We've come through one of the worst experiences of our lives. The good news is we've made it to the other side and are still intact. Congratulations! So now what do we do? In some cases, especially if we have young children, we may unavoidably have to face our former spouse and possibly former in-laws every now and then. 

Of course, when that happens, we can rage, scream, and freak out but hopefully, that's not who we are now. Yes, it's been a whirlwind of decisions, decisions, and more decisions heaped on our shoulders. It could make anyone feel like a witch from the movies. So, one more time, let's say it out loud, that's not who we are anymore.

Five Messages to Start Your Plan
Did someone say Relax?
If you are serious about becoming a better communicator, then grab a notebook and take down some ideas (no, you are not going to send it out to sea):

--Breathe.

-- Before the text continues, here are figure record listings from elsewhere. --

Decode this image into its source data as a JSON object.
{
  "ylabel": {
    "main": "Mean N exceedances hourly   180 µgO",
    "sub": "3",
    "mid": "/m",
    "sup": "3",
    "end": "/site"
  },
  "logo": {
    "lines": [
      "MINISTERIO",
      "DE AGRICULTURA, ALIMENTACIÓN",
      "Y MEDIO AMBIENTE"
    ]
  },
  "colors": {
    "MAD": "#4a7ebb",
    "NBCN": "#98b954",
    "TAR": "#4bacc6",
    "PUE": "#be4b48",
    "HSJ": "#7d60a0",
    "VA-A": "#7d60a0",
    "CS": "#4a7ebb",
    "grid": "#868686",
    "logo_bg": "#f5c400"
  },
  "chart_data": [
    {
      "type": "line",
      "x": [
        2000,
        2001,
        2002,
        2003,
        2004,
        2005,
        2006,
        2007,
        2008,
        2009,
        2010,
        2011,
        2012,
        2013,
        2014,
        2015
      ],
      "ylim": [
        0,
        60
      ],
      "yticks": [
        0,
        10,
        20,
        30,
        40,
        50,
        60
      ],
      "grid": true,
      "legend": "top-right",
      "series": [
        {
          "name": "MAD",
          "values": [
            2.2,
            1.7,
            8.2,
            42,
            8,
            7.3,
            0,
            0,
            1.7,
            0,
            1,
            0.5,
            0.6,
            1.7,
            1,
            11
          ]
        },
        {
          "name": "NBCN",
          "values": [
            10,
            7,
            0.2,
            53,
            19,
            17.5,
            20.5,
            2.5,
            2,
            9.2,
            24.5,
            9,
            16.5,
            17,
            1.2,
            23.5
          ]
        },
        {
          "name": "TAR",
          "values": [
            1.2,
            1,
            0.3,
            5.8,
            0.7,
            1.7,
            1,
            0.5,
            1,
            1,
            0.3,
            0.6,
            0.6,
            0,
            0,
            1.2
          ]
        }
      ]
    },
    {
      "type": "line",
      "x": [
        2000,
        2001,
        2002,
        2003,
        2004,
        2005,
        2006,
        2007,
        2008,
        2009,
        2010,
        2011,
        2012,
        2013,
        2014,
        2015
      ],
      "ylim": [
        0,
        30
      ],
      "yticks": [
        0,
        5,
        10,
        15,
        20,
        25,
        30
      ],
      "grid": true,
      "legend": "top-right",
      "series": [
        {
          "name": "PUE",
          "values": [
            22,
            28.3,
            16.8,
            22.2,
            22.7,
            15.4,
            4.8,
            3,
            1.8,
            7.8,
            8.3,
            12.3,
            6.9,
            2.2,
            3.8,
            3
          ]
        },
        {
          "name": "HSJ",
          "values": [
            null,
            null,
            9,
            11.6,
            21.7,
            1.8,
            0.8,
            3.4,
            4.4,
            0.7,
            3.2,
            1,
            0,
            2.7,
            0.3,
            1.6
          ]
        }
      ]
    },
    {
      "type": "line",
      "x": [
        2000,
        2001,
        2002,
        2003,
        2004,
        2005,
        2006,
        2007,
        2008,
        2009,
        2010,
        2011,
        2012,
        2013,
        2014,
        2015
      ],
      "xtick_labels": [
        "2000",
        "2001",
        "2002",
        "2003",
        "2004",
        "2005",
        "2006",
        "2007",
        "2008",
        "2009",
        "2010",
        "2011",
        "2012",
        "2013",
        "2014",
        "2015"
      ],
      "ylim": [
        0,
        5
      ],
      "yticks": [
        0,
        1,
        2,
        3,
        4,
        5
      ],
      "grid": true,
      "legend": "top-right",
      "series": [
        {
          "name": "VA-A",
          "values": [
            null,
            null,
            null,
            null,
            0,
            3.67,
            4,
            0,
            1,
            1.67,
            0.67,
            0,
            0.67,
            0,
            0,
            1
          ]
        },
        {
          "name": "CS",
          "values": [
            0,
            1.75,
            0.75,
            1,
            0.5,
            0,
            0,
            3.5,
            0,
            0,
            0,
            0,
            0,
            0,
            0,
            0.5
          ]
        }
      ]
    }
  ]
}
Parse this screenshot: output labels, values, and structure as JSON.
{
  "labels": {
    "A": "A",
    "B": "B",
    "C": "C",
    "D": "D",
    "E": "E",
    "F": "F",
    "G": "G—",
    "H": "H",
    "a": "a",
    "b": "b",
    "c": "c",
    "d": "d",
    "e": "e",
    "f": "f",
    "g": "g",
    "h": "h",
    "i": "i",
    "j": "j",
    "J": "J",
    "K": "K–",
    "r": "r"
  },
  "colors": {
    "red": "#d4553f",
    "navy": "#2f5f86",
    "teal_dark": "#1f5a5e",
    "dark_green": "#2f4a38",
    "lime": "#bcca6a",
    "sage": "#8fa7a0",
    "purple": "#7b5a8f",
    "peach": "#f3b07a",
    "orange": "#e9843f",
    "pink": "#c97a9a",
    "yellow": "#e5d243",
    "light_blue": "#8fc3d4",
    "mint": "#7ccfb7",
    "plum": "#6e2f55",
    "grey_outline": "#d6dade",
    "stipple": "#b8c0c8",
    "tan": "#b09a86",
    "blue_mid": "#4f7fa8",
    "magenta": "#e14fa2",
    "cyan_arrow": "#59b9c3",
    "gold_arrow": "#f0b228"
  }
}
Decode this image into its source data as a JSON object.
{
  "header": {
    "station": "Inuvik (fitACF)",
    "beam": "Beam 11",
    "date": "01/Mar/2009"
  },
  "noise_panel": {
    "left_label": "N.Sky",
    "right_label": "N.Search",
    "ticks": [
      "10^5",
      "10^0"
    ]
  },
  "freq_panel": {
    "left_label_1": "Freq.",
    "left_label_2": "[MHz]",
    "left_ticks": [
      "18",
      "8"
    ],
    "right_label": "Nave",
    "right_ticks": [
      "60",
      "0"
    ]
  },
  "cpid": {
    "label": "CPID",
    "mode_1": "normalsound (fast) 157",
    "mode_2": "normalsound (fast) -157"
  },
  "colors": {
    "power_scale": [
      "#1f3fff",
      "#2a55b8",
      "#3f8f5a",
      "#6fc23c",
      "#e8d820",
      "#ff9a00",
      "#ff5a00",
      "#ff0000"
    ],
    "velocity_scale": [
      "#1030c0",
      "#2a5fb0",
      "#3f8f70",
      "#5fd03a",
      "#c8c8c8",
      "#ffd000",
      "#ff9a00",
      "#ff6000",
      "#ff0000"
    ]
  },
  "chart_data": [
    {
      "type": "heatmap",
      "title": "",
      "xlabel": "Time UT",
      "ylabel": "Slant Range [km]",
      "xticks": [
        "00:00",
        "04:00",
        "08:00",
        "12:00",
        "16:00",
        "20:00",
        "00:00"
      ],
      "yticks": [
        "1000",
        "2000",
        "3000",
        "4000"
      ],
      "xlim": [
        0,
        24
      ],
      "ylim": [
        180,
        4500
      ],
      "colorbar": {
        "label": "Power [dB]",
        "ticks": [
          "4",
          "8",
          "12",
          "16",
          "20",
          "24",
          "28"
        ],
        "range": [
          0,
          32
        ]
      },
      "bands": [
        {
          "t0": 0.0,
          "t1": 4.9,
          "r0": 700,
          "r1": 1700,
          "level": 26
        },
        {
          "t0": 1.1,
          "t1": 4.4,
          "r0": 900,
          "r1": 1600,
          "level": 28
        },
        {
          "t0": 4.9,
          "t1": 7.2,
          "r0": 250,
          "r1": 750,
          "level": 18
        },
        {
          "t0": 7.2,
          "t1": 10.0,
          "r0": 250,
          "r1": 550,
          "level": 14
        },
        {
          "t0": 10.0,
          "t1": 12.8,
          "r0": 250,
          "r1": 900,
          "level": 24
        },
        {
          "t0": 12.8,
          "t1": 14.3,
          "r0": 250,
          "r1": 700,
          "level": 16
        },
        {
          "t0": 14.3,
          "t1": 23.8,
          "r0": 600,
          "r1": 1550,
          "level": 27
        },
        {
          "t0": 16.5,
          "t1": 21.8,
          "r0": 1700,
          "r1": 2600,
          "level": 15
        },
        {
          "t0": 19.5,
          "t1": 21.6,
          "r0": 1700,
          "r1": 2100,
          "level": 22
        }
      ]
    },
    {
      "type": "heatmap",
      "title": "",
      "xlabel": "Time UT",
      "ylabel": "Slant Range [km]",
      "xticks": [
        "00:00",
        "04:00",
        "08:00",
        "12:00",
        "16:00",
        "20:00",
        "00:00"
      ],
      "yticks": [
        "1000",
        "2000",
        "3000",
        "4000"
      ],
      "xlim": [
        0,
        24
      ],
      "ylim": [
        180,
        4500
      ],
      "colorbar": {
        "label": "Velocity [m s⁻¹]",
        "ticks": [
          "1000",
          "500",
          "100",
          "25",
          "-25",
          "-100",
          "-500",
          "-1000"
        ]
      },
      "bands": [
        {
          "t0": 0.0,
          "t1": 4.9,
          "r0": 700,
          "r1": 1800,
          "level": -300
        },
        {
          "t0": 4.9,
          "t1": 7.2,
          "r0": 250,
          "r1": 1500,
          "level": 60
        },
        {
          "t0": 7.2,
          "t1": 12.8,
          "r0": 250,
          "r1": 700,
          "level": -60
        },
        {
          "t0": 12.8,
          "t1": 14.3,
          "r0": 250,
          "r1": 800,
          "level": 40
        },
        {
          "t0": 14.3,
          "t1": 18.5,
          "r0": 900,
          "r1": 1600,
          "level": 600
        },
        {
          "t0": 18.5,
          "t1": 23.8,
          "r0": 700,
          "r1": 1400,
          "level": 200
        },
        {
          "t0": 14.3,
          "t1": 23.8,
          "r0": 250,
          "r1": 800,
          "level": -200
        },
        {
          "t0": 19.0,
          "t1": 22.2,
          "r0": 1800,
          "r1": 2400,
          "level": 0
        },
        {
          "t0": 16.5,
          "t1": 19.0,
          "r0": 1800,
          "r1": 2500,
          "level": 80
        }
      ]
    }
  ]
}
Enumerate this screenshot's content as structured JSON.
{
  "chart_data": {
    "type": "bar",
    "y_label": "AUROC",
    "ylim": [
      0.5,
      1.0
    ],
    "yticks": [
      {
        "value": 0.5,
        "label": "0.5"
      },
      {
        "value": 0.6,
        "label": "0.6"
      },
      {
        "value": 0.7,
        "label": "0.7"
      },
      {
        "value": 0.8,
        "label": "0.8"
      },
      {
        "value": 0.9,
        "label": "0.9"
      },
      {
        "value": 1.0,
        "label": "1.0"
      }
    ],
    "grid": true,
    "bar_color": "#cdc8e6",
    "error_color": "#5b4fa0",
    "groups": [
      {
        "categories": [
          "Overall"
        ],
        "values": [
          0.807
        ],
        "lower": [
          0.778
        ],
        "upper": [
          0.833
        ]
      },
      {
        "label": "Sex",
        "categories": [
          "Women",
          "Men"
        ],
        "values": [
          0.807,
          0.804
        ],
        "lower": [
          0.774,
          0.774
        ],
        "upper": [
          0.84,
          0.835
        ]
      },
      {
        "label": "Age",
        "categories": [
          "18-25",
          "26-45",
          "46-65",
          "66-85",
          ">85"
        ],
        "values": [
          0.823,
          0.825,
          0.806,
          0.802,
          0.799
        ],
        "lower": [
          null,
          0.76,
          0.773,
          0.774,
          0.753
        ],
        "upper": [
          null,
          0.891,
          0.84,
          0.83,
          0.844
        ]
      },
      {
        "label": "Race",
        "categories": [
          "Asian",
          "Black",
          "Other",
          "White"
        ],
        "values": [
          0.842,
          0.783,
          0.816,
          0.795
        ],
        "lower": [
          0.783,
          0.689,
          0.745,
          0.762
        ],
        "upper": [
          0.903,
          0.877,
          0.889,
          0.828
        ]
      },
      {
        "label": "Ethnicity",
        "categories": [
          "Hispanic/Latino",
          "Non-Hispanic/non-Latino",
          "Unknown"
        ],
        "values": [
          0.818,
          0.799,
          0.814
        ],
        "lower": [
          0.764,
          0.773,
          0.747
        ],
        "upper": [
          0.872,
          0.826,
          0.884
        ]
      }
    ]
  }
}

Make it a goal several times each day to deeply inhale/exhale. Amazing how good this feels.

--Relax. Of course, this goes along with breathing. Shoulders down!

--Plan. If you know the upcoming situation, practice what you will say.

--Listen. Ask questions and find out what the other person really wants (hint: address only one subject at a time, not your entire past).

--Speak with confidence. If you have never tried it, think of joining the Toastmasters organization. Nearly every city in the country has a club. 

These are only but a few, so go ahead and research it and then keep adding to your list above. You've got this! 

Never Stop Learning
Have you ever said Someone needs to write a book about this? Well, Someone did. He is God Himself and He knows exactly how you feel past, present, and even your future. Really. The Bible is His book written just for you. Most Bibles today have a section in the back called Index or Concordance. You can look up any number of topics such as “Speech,” “Confidence,” “Change,” and “Listening.” Careful though, you may not be able to put it down!           

"All Scripture is inspired by God and is useful to teach us what is true and to make us realize what is wrong in our lives. It corrects us when we are wrong and teaches us to do what is right" (2 Timothy 3:16 NLT).